Experiment: Push SGD Under 10ms on Sparse Parity¶
Date: 2026-03-14 Status: LOSS (SGD cannot reach 10ms on n=20/k=3) Issue: #4
Hypothesis¶
SGD can solve n=20/k=3 sparse parity in under 10ms by shrinking the model (hidden=32-64), reducing training samples, or using aggressive learning rates.
Results¶
Hidden size sweep (lr=0.5, max_epochs=50)¶
| Hidden | n_train | Accuracy | Time | Epochs |
|---|---|---|---|---|
| 64 | 200 | 52% | 108ms | 50 (failed) |
| 64 | 500 | 100% | 113ms | 21 |
| 64 | 1000 | 100% | 95ms | 8 |
| 100 | 500 | 100% | 71ms | 18 |
| 100 | 1000 | 100% | 68ms | 9 |
| 200 | 500 | 100% | 73ms | 19 |
| 200 | 1000 | 100% | 72ms | 7 |
Learning rate sweep (hidden=200, n_train=1000)¶
| LR | Accuracy | Time | Epochs |
|---|---|---|---|
| 0.1 | 100% | 142ms | ~40 |
| 0.2 | 100% | 104ms | 19 |
| 0.5 | 100% | 94ms | 7 |
| 1.0 | 100% | 74ms | 8 |
| 2.0 | 100% | 78ms | 11 |
Other attempts¶
| Config | Accuracy | Time | Notes |
|---|---|---|---|
| hidden=32, n_train=200 | 51% | 193ms | Too small, can't learn |
| batch=128 | 99.5% | 349ms | Larger batch hurts |
| batch=1000 (full) | 53.5% | 129ms | Full batch diverges |
| n=10/k=3 | 100% | 58ms | Easier problem, still slow |
Finding¶
SGD cannot solve n=20/k=3 sparse parity in under 60ms with any configuration.
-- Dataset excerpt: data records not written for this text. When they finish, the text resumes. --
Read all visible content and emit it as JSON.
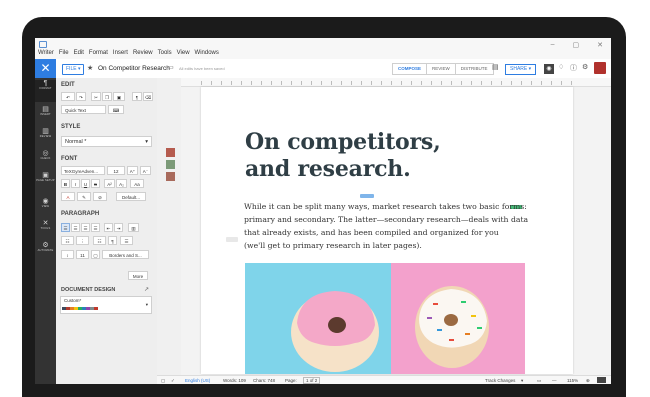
{
  "menubar": {
    "items": [
      "Writer",
      "File",
      "Edit",
      "Format",
      "Insert",
      "Review",
      "Tools",
      "View",
      "Windows"
    ],
    "window_controls": [
      "–",
      "▢",
      "✕"
    ]
  },
  "toolbar": {
    "close_glyph": "✕",
    "file_label": "FILE ▾",
    "doc_title": "On Competitor Research",
    "saved_msg": "All edits have been saved",
    "modes": [
      "COMPOSE",
      "REVIEW",
      "DISTRIBUTE"
    ],
    "active_mode": "COMPOSE",
    "share_label": "SHARE ▾"
  },
  "leftnav": {
    "items": [
      {
        "label": "FORMAT",
        "icon": "format-icon"
      },
      {
        "label": "INSERT",
        "icon": "insert-icon"
      },
      {
        "label": "REVIEW",
        "icon": "review-icon"
      },
      {
        "label": "CHECK",
        "icon": "check-icon"
      },
      {
        "label": "PAGE SETUP",
        "icon": "page-setup-icon"
      },
      {
        "label": "VIEW",
        "icon": "view-icon"
      },
      {
        "label": "TOOLS",
        "icon": "tools-icon"
      },
      {
        "label": "AUTOMATE",
        "icon": "automate-icon"
      }
    ]
  },
  "panel": {
    "edit_label": "EDIT",
    "quick_text": "Quick Text",
    "style_label": "STYLE",
    "style_value": "Normal *",
    "font_label": "FONT",
    "font_family": "TeXGyreAdven...",
    "font_size": "12",
    "default_label": "Default...",
    "paragraph_label": "PARAGRAPH",
    "line_spacing": "11",
    "borders_label": "Borders and S...",
    "more_label": "More",
    "doc_design_label": "DOCUMENT DESIGN",
    "doc_design_value": "Custom*",
    "swatch_colors": [
      "#3d4a5c",
      "#b03a2e",
      "#e67e22",
      "#f1c40f",
      "#27ae60",
      "#2980b9",
      "#8e44ad",
      "#7f8c8d",
      "#c0392b"
    ]
  },
  "document": {
    "heading_lines": [
      "On competitors,",
      "and research."
    ],
    "body_lines": [
      "While it can be split many ways, market research takes two basic forms:",
      "primary and secondary. The latter—secondary research—deals with data",
      "that already exists, and has been compiled and organized for you",
      "(we'll get to primary research in later pages)."
    ]
  },
  "statusbar": {
    "language": "English (US)",
    "words": "Words: 109",
    "chars": "Chars: 748",
    "page_label": "Page:",
    "page_value": "1 of 2",
    "track_changes": "Track Changes",
    "zoom": "115%"
  }
}
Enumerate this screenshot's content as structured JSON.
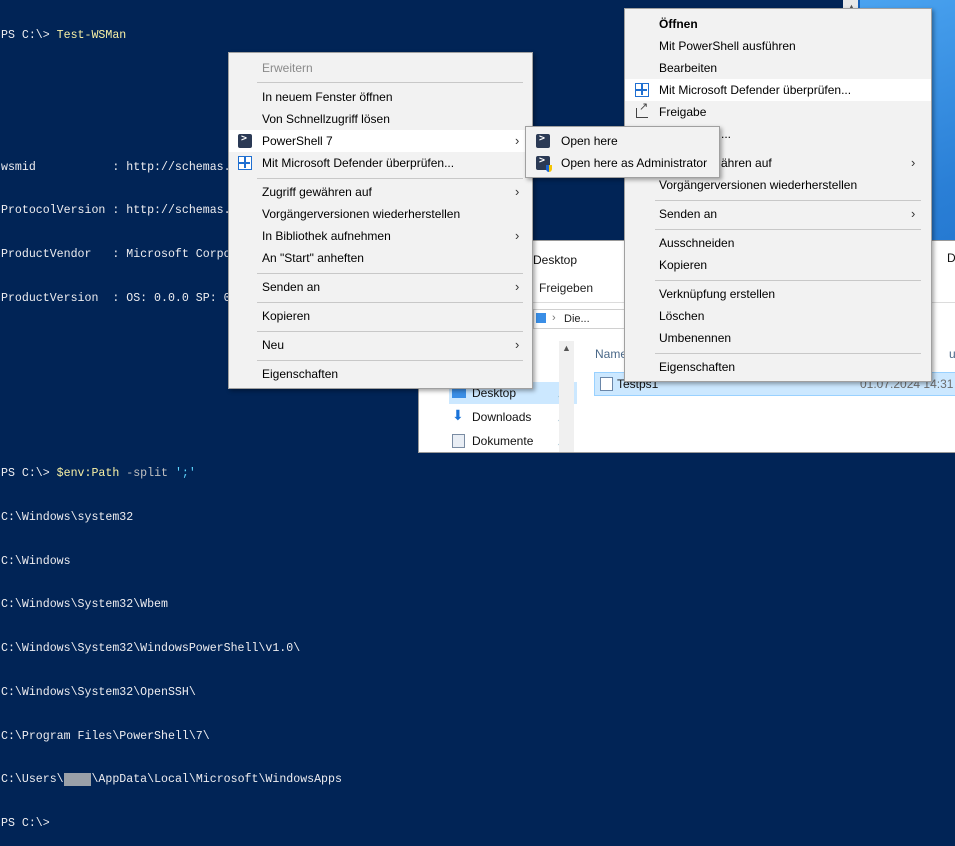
{
  "console": {
    "lines": [
      {
        "prompt": "PS C:\\> ",
        "cmd": "Test-WSMan",
        "rest": ""
      },
      {
        "text": ""
      },
      {
        "text": ""
      },
      {
        "text": "wsmid           : http://schemas.dmtf.org/wbem/wsman/identity/1/wsmanidentity.xsd"
      },
      {
        "text": "ProtocolVersion : http://schemas.dmtf.org/wbem/wsman/1/wsman.xsd"
      },
      {
        "text": "ProductVendor   : Microsoft Corporation"
      },
      {
        "text": "ProductVersion  : OS: 0.0.0 SP: 0.0 Stack: 3.0"
      },
      {
        "text": ""
      },
      {
        "text": ""
      },
      {
        "text": ""
      },
      {
        "prompt": "PS C:\\> ",
        "cmd": "$env:Path",
        "par": " -split ",
        "str": "';'"
      },
      {
        "text": "C:\\Windows\\system32"
      },
      {
        "text": "C:\\Windows"
      },
      {
        "text": "C:\\Windows\\System32\\Wbem"
      },
      {
        "text": "C:\\Windows\\System32\\WindowsPowerShell\\v1.0\\"
      },
      {
        "text": "C:\\Windows\\System32\\OpenSSH\\"
      },
      {
        "text": "C:\\Program Files\\PowerShell\\7\\"
      },
      {
        "pre": "C:\\Users\\",
        "redact": "xxxx",
        "post": "\\AppData\\Local\\Microsoft\\WindowsApps"
      },
      {
        "prompt": "PS C:\\> ",
        "cmd": "",
        "rest": ""
      }
    ]
  },
  "explorer": {
    "title": "Desktop",
    "window_control": "D",
    "ribbon_tab": "Freigeben",
    "address_parts": [
      "Die...",
      "De"
    ],
    "column_name": "Name",
    "column_date": "um",
    "nav_items": [
      {
        "label": "Desktop",
        "icon": "folder-desktop-icon",
        "pin": "📌"
      },
      {
        "label": "Downloads",
        "icon": "download-icon",
        "pin": "📌"
      },
      {
        "label": "Dokumente",
        "icon": "document-folder-icon",
        "pin": "📌"
      }
    ],
    "file": {
      "name": "Testps1",
      "date": "01.07.2024 14:31"
    }
  },
  "menu_left": {
    "items": [
      {
        "label": "Erweitern",
        "disabled": true
      },
      {
        "sep": true
      },
      {
        "label": "In neuem Fenster öffnen"
      },
      {
        "label": "Von Schnellzugriff lösen"
      },
      {
        "label": "PowerShell 7",
        "icon": "powershell-icon",
        "submenu": true,
        "highlight": true
      },
      {
        "label": "Mit Microsoft Defender überprüfen...",
        "icon": "defender-icon"
      },
      {
        "sep": true
      },
      {
        "label": "Zugriff gewähren auf",
        "submenu": true
      },
      {
        "label": "Vorgängerversionen wiederherstellen"
      },
      {
        "label": "In Bibliothek aufnehmen",
        "submenu": true
      },
      {
        "label": "An \"Start\" anheften"
      },
      {
        "sep": true
      },
      {
        "label": "Senden an",
        "submenu": true
      },
      {
        "sep": true
      },
      {
        "label": "Kopieren"
      },
      {
        "sep": true
      },
      {
        "label": "Neu",
        "submenu": true
      },
      {
        "sep": true
      },
      {
        "label": "Eigenschaften"
      }
    ]
  },
  "menu_sub": {
    "items": [
      {
        "label": "Open here",
        "icon": "powershell-icon"
      },
      {
        "label": "Open here as Administrator",
        "icon": "powershell-admin-icon"
      }
    ]
  },
  "menu_right": {
    "items": [
      {
        "label": "Öffnen",
        "bold": true
      },
      {
        "label": "Mit PowerShell ausführen"
      },
      {
        "label": "Bearbeiten"
      },
      {
        "label": "Mit Microsoft Defender überprüfen...",
        "icon": "defender-icon",
        "highlight": true
      },
      {
        "label": "Freigabe",
        "icon": "share-icon"
      },
      {
        "label": "...",
        "partial": true
      },
      {
        "label": "ähren auf",
        "partial": true,
        "submenu": true
      },
      {
        "label": "Vorgängerversionen wiederherstellen"
      },
      {
        "sep": true
      },
      {
        "label": "Senden an",
        "submenu": true
      },
      {
        "sep": true
      },
      {
        "label": "Ausschneiden"
      },
      {
        "label": "Kopieren"
      },
      {
        "sep": true
      },
      {
        "label": "Verknüpfung erstellen"
      },
      {
        "label": "Löschen"
      },
      {
        "label": "Umbenennen"
      },
      {
        "sep": true
      },
      {
        "label": "Eigenschaften"
      }
    ]
  }
}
The floor is approximately 7 grokking epochs at 8-12ms per epoch. The phase transition (where the network suddenly learns the parity function) requires a minimum number of weight updates that cannot be reduced by: - Shrinking the model (hidden=64 needs more epochs, cancels out) - Increasing learning rate (LR=0.5-1.0 reduces to 7-8 epochs, can't go lower) - Reducing training samples (n_train=200 fails entirely for small models) - Larger batch size (hurts or fails)
Why this matters¶
LeCun's Spark 7 experiments worked because digit recognition has first-order structure. Each pixel contributes independently to the output. SGD can learn this quickly.
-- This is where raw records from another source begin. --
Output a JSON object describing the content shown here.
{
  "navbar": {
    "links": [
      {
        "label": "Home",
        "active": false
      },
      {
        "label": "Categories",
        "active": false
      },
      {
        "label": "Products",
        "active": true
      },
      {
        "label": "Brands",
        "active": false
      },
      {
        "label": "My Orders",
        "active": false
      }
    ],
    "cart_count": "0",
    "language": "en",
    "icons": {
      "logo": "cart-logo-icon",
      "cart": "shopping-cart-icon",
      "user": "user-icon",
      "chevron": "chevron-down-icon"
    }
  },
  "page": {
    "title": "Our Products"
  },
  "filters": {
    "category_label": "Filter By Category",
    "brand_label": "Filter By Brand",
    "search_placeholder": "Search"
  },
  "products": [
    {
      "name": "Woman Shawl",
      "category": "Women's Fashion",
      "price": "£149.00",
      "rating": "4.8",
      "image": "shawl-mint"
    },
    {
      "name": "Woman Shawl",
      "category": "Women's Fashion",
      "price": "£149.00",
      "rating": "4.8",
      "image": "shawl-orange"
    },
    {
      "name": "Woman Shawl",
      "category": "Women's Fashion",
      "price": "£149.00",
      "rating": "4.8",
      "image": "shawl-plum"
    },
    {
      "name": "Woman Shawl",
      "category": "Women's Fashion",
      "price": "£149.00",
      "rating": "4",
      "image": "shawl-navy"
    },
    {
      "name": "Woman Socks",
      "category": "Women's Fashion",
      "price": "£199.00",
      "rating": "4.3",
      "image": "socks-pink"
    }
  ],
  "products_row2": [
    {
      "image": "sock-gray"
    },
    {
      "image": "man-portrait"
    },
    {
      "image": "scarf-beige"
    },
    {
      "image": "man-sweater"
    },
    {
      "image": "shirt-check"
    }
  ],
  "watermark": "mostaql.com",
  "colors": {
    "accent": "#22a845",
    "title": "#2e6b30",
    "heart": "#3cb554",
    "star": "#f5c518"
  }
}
Parity has zero first-order structure. The signal exists only in the k-th order interaction of the secret bits. SGD must discover this through grokking, which takes a minimum number of gradient steps regardless of model configuration.
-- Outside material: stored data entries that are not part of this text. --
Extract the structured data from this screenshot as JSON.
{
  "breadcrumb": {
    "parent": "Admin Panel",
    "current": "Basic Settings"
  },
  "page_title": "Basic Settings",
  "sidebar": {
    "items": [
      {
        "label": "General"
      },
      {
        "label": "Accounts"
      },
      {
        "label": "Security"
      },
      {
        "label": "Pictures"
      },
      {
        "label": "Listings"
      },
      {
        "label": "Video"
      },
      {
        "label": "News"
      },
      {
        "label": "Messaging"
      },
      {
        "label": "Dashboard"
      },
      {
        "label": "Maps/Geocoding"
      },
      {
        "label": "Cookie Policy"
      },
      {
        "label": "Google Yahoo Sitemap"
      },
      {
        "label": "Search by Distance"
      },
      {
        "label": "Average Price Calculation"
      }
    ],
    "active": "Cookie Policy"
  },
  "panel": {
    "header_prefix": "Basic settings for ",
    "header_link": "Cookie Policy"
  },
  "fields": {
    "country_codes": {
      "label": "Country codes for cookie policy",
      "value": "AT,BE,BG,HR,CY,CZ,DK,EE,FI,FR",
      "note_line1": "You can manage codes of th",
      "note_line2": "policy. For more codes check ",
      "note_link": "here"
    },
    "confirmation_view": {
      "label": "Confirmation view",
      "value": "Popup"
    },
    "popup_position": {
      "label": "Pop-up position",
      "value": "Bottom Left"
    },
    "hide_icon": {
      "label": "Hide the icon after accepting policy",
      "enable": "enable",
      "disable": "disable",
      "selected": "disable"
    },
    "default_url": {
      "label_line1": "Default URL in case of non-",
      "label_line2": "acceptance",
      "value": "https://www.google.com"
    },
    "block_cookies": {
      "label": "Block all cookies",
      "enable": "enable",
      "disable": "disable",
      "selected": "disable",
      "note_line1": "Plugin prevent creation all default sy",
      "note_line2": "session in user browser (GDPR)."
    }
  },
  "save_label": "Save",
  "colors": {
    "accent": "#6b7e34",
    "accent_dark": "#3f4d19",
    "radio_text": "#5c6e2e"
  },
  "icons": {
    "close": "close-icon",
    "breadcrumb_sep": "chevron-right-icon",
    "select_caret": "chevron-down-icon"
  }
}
The 10ms budget ("runnable on 1980s hardware in 1 hour") correctly filters SGD out of the viable methods for sparse parity. The algebraic methods (GF(2) at 0.5ms, KM at 1-4ms) fit. SGD doesn't. This is not a failure of SGD optimization. It is a structural mismatch between the algorithm and the problem.
Best SGD config found¶
hidden=200, n_train=1000, lr=0.5, batch=32: 100% accuracy in 7 epochs / 72ms. This is 2x faster than the default config (142ms) but still 7x over the 10ms target.